Yes, it’s confusing and you will have to pay more tax. However, the benefits of contributing to superannuation still make a lot of sense.
I am a single carer (on a carer pension) aged 66. I am a homeowner with money in the bank and some super. I know so little about superannuation and the more I find out the less I know.
I have little understanding on how it affects the pension, and whether a term deposit or super investment is the better choice – and am long overdue to gain assistance from a financial adviser.
Where do I find an adviser I can trust, and what sort of time/cost commitment is involved in consulting one? Many thanks.
Once you turn 67, you will have the choice of staying on the carer payment or moving to the age pension.
While the rate of payment, income and assets test are the same, with the carer payment you also receive the annual $600 carer supplement per – although you also have to be subject to ongoing reviews in relation to your caring. There are also other small differences that you should discuss with Centrelink before deciding which payment to receive (you can’t get both).
The other change at 67 is that your superannuation will start to be assessed under the assets test and deemed under the income test.
Depending on how complicated your situation is, your super fund may be able to provide you some personal advice about your situation and, combined with Centrelink, this may be enough.

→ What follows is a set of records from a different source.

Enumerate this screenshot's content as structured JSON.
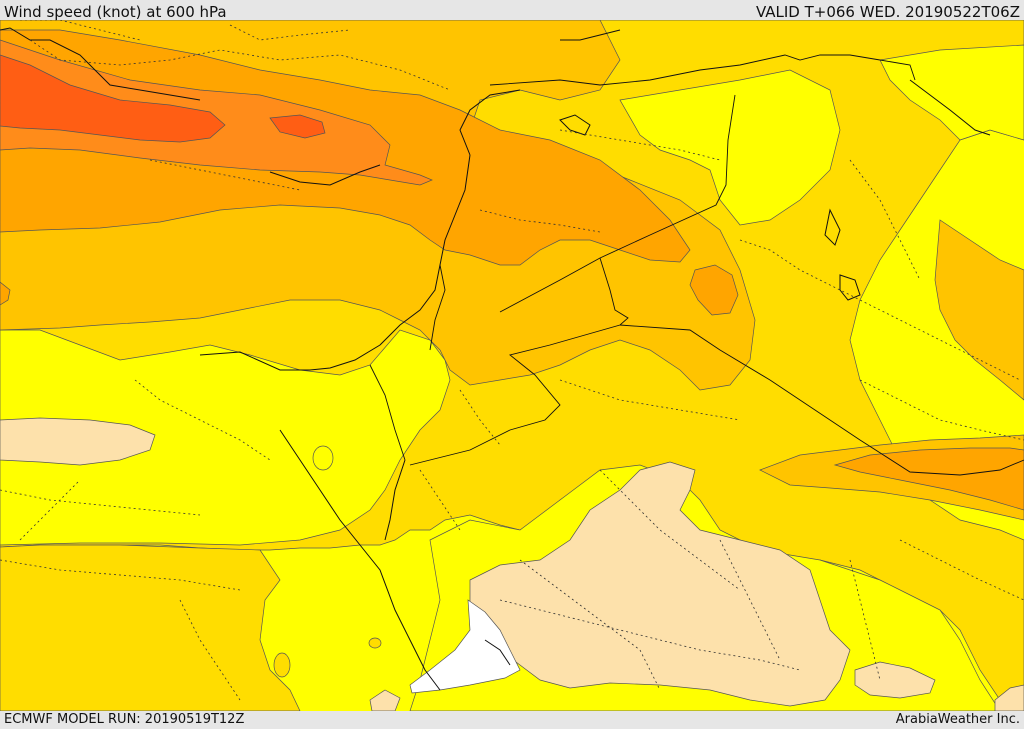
{
  "header": {
    "title": "Wind speed (knot) at 600 hPa",
    "valid": "VALID T+066 WED. 20190522T06Z"
  },
  "footer": {
    "model_run": "ECMWF MODEL RUN: 20190519T12Z",
    "credit": "ArabiaWeather Inc."
  },
  "colors": {
    "background": "#e6e6e6",
    "wind_band_lowest": "#ffffff",
    "wind_band_1": "#fde1ab",
    "wind_band_2": "#ffff00",
    "wind_band_3": "#ffdd00",
    "wind_band_4": "#ffc400",
    "wind_band_5": "#ffa500",
    "wind_band_6": "#ff8c1a",
    "wind_band_7": "#ff5e14",
    "coast_and_borders": "#111111",
    "contour_lines": "#555555"
  }
}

However, a financial planner/adviser can also make a very positive impact on someone’s retirement. In a recent article I went through the steps to choose an adviser.
I receive a singles part-age pension from Centrelink. Every year I update and report my assets online to Centrelink, and report to them the gifts I have made to church/charities/friends etc.

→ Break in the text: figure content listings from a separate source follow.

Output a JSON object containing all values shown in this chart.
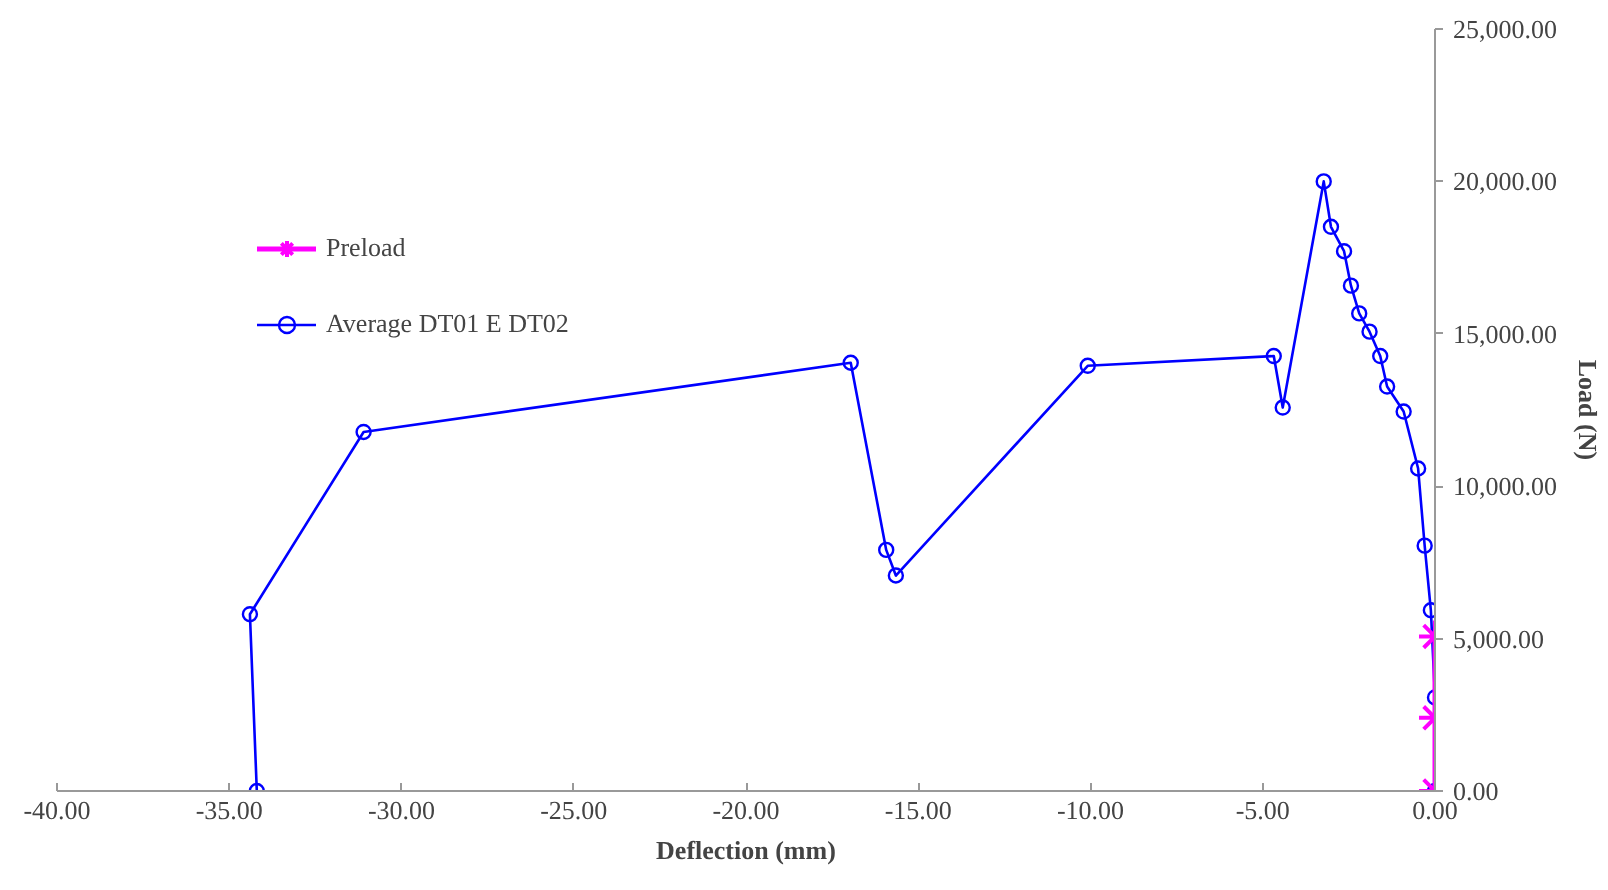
{
  "chart_data": {
    "type": "line",
    "xlabel": "Deflection (mm)",
    "ylabel": "Load (N)",
    "xlim": [
      -40,
      0
    ],
    "ylim": [
      0,
      25000
    ],
    "xticks": [
      {
        "value": -40,
        "label": "-40.00"
      },
      {
        "value": -35,
        "label": "-35.00"
      },
      {
        "value": -30,
        "label": "-30.00"
      },
      {
        "value": -25,
        "label": "-25.00"
      },
      {
        "value": -20,
        "label": "-20.00"
      },
      {
        "value": -15,
        "label": "-15.00"
      },
      {
        "value": -10,
        "label": "-10.00"
      },
      {
        "value": -5,
        "label": "-5.00"
      },
      {
        "value": 0,
        "label": "0.00"
      }
    ],
    "yticks": [
      {
        "value": 0,
        "label": "0.00"
      },
      {
        "value": 5000,
        "label": "5,000.00"
      },
      {
        "value": 10000,
        "label": "10,000.00"
      },
      {
        "value": 15000,
        "label": "15,000.00"
      },
      {
        "value": 20000,
        "label": "20,000.00"
      },
      {
        "value": 25000,
        "label": "25,000.00"
      }
    ],
    "grid": false,
    "legend": "top left",
    "series": [
      {
        "name": "Preload",
        "color": "#ff00ff",
        "marker": "cross",
        "x": [
          0,
          0,
          0
        ],
        "values": [
          0,
          2400,
          5070
        ]
      },
      {
        "name": "Average DT01 E DT02",
        "color": "#0000ff",
        "marker": "circle",
        "x": [
          0,
          0,
          -0.12,
          -0.3,
          -0.49,
          -0.91,
          -1.39,
          -1.59,
          -1.9,
          -2.2,
          -2.44,
          -2.64,
          -3.02,
          -3.23,
          -4.42,
          -4.68,
          -10.08,
          -15.65,
          -15.93,
          -16.96,
          -31.1,
          -34.4,
          -34.2
        ],
        "values": [
          0,
          3070,
          5930,
          8050,
          10580,
          12450,
          13270,
          14270,
          15070,
          15670,
          16580,
          17710,
          18510,
          20000,
          12580,
          14270,
          13950,
          7070,
          7910,
          14050,
          11780,
          5800,
          0
        ]
      }
    ]
  }
}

As you would know, the Centrelink gifting guidelines allow $10,000 a year, with a total of $30,000 over five years (i.e. $6000 a year), before any excess to this reduces the pension accordingly. As far as I know, this amount ($30,000) has not been indexed nor increased for more than 20 years.
In past years I have reported the full total of the gifts I have made during the year to Centrelink, and have had my pension reduced in accordance with the excess amount over $30,000 for the previous five years.
This year, however, it occurred to me that I could possibly report only the gifting amount to Centrelink, in proportion to the income from it compared to my total income ( i.e. about 53 per cent). Can you advise if this is a legitimate approach to reporting my gifts to Centrelink?
Yes, gifts over $10,000 in any one year, or $30,000 over five years may be counted under Centrelink’s deprivation rules.
Deprivation may arise when a person disposes, destroys or diminishes the value of an asset or income without receiving adequate financial consideration. Under social security legislation, amounts exceeding the above amounts are treated as a deprived asset.
These assets are assessed for five years from the date of the relevant disposal and are subject to deeming during that time.
People get confused by this – you don’t lose age pension as a result, you receive the same amount as you would have if you still had the asset. What you do lose is the asset itself and any interest it would have earned.
Another way of looking at it is you can’t give away money to get a bigger age pension. You will still get the same age pension for five years.
You are correct in that these amounts are not indexed. The $30,000 limit over five years came in on July 1, 2002, and has never changed. You have to report all amounts that are gifted, regardless of what proportion to your income that represents.
Craig Sankey is a licensed financial adviser and head of Technical Services and Advice Enablement at Industry Fund Services.
Disclaimer: The responses provided are general in nature, and while they are prompted by the questions asked, they have been prepared without taking into consideration all your objectives, financial situation or needs.
Before relying on any of the information, please ensure that you consider the appropriateness of the information for your objectives, financial situation or needs. To the extent that it is permitted by law, no responsibility for errors or omissions is accepted by IFS and its representatives.